You know it is funny, I don't talk about this that often. You'd think by reading this shit I write or listening to me on a Podcast that it is all I do. I really don't though. I occasionally will express it to Cassandra, because she's my Best Friend, my Wife, and truly the most amazing person I have ever known. However, I am VERY terrified to do so at the same time. I don't want to be my Dad. My Dad's illness weighed on his marriage, it almost crushed my Mom beneath its weight, and eventually it ruined the Love they had and killed him. He wore it all on his sleeve, in his hands, the way he moved, in his words, and on his face. I hide mine. I hoard it like it is my 'Precious'.
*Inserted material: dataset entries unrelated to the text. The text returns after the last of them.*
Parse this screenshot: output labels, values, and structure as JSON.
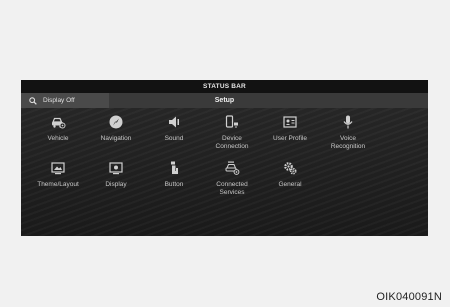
{
  "status_bar": {
    "label": "STATUS BAR"
  },
  "setup_bar": {
    "display_off": "Display Off",
    "title": "Setup"
  },
  "menu": {
    "row1": [
      {
        "label": "Vehicle",
        "icon": "vehicle-icon"
      },
      {
        "label": "Navigation",
        "icon": "compass-icon"
      },
      {
        "label": "Sound",
        "icon": "speaker-icon"
      },
      {
        "label": "Device\nConnection",
        "icon": "device-connection-icon"
      },
      {
        "label": "User Profile",
        "icon": "user-profile-icon"
      },
      {
        "label": "Voice\nRecognition",
        "icon": "microphone-icon"
      }
    ],
    "row2": [
      {
        "label": "Theme/Layout",
        "icon": "theme-layout-icon"
      },
      {
        "label": "Display",
        "icon": "display-icon"
      },
      {
        "label": "Button",
        "icon": "hand-button-icon"
      },
      {
        "label": "Connected\nServices",
        "icon": "connected-services-icon"
      },
      {
        "label": "General",
        "icon": "gear-icon"
      }
    ]
  },
  "figure_ref": "OIK040091N",
  "colors": {
    "screen_bg": "#1e1e1e",
    "icon": "#d0d0d0",
    "page_bg": "#f1f1f1"
  }
}
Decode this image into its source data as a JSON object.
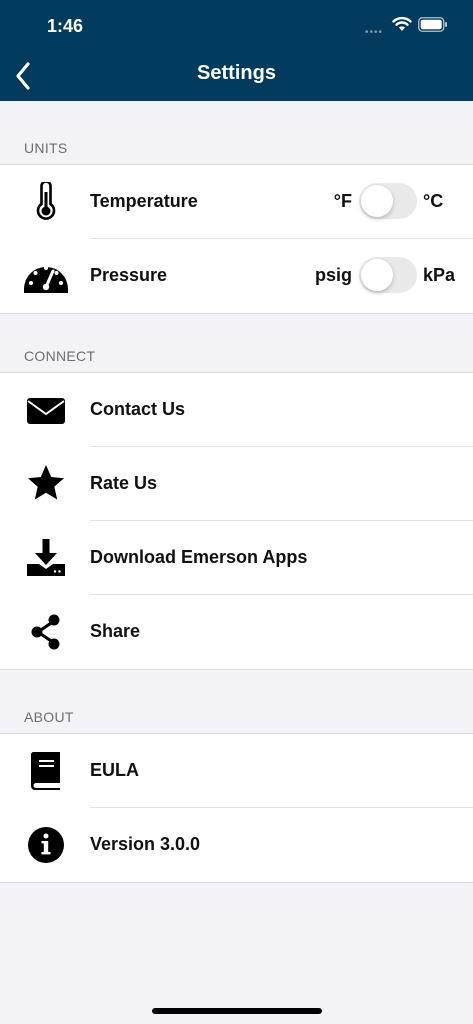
{
  "status_bar": {
    "time": "1:46",
    "wifi_icon": "wifi-icon",
    "battery_icon": "battery-icon"
  },
  "header": {
    "title": "Settings",
    "back_icon": "chevron-left-icon"
  },
  "sections": {
    "units": {
      "title": "UNITS",
      "rows": [
        {
          "label": "Temperature",
          "icon": "thermometer-icon",
          "left_unit": "°F",
          "right_unit": "°C",
          "toggle_on": false
        },
        {
          "label": "Pressure",
          "icon": "gauge-icon",
          "left_unit": "psig",
          "right_unit": "kPa",
          "toggle_on": false
        }
      ]
    },
    "connect": {
      "title": "CONNECT",
      "rows": [
        {
          "label": "Contact Us",
          "icon": "envelope-icon"
        },
        {
          "label": "Rate Us",
          "icon": "star-icon"
        },
        {
          "label": "Download Emerson Apps",
          "icon": "download-icon"
        },
        {
          "label": "Share",
          "icon": "share-icon"
        }
      ]
    },
    "about": {
      "title": "ABOUT",
      "rows": [
        {
          "label": "EULA",
          "icon": "book-icon"
        },
        {
          "label": "Version 3.0.0",
          "icon": "info-icon"
        }
      ]
    }
  },
  "colors": {
    "header_bg": "#003a5c",
    "page_bg": "#f2f2f7",
    "toggle_off": "#e9e9ea"
  }
}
When I'm anxious I'm angry, SO angry, emotionally unstable, and extremely selfish. I feel like I want to be the center of things, at the very least be the center of my own little world. And the reality is I have worked so hard to not act that way that it throws me completely out of whack. It is this strange odd juxtaposition to find yourself in. Being so full of selfish "LOOK AT ME, PAY ATTENTION TO ME, LOVE ME" energy, but trying to keep yourself in the mindset of not acting like a egocentric twit.